The home place in Manhattan is where all heifers are calved, all calves are weaned and replacement heifers and bulls are developed. All first-and second-calf heifers are also artificially bred there.

It's also where Lyons Ranches holds its annual bull sale the first Monday in March. The offering is generally 150 bulls, while another 75 bulls are sold under contract or by private treaty.

The Lyons' eldest daughter Debbie, her husband Duane Blythe, and their five children live 45 minutes southwest in White City on the Blythe Angus Ranch. A total of 200 cows, stemming from Lyons Angus genetics, are maintained here year around, artificially bred and calved. In addition, they run embryo transfer (ET) recipients on native grass and brome pastures.

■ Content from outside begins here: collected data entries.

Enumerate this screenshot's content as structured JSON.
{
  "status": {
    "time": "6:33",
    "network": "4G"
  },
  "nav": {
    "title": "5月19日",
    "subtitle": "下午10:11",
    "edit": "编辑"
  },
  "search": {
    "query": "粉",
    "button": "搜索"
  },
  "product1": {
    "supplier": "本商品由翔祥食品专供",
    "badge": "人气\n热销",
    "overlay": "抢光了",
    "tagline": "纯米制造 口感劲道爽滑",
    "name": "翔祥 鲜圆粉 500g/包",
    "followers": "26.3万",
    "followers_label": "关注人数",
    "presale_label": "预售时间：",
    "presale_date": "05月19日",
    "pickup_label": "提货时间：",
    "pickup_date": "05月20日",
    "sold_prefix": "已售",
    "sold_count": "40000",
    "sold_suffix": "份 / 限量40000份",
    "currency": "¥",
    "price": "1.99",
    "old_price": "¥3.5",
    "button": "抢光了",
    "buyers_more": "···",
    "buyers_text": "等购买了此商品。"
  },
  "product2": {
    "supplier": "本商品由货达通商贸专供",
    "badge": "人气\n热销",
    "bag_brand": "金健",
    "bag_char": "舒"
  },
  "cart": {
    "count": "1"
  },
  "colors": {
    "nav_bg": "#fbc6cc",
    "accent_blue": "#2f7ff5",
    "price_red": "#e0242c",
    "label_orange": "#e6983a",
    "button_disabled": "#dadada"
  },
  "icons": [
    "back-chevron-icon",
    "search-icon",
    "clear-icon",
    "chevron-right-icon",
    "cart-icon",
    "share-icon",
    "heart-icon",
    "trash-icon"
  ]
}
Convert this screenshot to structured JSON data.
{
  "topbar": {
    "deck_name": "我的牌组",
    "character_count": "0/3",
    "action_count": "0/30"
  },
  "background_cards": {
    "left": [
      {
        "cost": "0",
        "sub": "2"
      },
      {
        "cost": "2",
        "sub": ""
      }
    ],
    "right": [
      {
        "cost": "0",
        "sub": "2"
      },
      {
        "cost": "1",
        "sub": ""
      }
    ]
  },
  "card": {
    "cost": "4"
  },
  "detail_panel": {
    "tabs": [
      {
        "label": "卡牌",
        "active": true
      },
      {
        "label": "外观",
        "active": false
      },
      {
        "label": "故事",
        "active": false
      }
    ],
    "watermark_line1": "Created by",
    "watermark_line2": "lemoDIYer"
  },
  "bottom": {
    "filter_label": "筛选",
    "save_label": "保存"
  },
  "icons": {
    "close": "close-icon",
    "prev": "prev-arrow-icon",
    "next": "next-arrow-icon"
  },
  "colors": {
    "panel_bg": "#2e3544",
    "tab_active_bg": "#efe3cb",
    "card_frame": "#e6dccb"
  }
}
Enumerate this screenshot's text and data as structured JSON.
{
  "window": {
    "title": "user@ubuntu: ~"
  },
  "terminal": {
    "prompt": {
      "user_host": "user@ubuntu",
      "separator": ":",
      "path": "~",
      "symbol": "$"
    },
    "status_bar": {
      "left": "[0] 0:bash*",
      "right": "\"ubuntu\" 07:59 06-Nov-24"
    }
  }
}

Meanwhile, younger daughter Amy and husband, Karl Langvardt, live near Alta Vista, 30 miles south of Manhattan. They manage the South Ranch and day-to-day operations when Jan is away. Mature cows are artificially bred here and calved, calves are processed and about 100 commercial ET cows are maintained. Amy and Karl are also involved in the Langvardt family's sale barn businesses in Junction City, KS, and Clay Center, NE.

Serving The Customer

“Just providing superior genetics isn't enough in today's seedstock business,” Jan says, “You also have to provide opportunities for your customers to be profitable and successful.”

Lyons Ranches strives toward that end by providing customers with special calf sales and cooperating with various value-based marketing alliances.

“If a commercial cattleman has heifers to sell, we'll try to match him up with opportunities,” Jan says. That's where daughter Amy and husband Karl's auction-market affiliation proves handy.

Cooperating with those same facilities, Lyons Ranches helps sponsor two special calf sales each fall for source-verified, preconditioned feeder cattle progeny from Lyons Ranches' seedstock. The sales feature an invited-buyer list that includes representatives of various cattle marketing alliances and feedyards that have fed Lyons Ranches cattle in the past.